For some perspective, National Renewable Energy Lab (NREL)’s 2013 Renewable Energy Data Book reveals that new renewable electricity accounted for over 61 percent of total new U.S. generation capacity. That compares to just 4 percent in 2004 and 57 percent in 2008. Solar electricity was the fastest growing segment of U.S. electricity generation, with cumulative installed capacity increasing by nearly 66 percent from the previous year.

Although some critics argue that Burlington could do even better by installing new and cleaner forms of energy, many local residents and business owners are proud of the city’s success story and its role in spurring a growing market for new renewable energy in the whole region.

And perhaps the best news is that Burlington’s success story can be replicated elsewhere — so long as city leaders, policymakers, and their local communities get serious about starting down the path toward clean local energy. To learn more about how Burlington is moving toward energy independence and climate solutions, check out the 7-minute video (or podcast or transcript).
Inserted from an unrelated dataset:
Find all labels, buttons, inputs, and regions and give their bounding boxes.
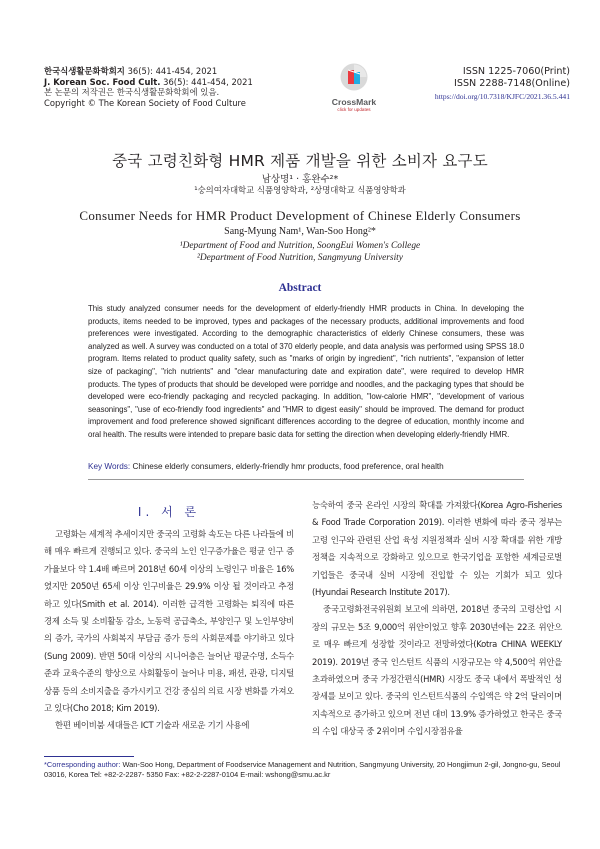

Running on renewable energy, Burlington, Vermont powers green movement forward

By William Brangham | PBS NewsHour @NewsHour

From the moment his alarm goes off early in the morning, to shaving with an electric razor for the day ahead, longtime Burlington, Vermonter Stephen Conant — much like the rest of us — lives a life powered by electricity.

It powers his toaster, his coffeemaker, the fridge. But electricity matters even more to him at work, where hundreds of light bulbs at his lighting and metal fabrication company pull power from the electrical grid.

But just as his company strives to use reclaimed and renewable materials in its products and designs, some of which Conant himself occasionally welds, that ethos has been embraced by his city as well.

Burlington recently announced that it now produces or gets more power than its citizens use. And it’s all coming from renewable sources of energy like wind and solar and hydroelectric.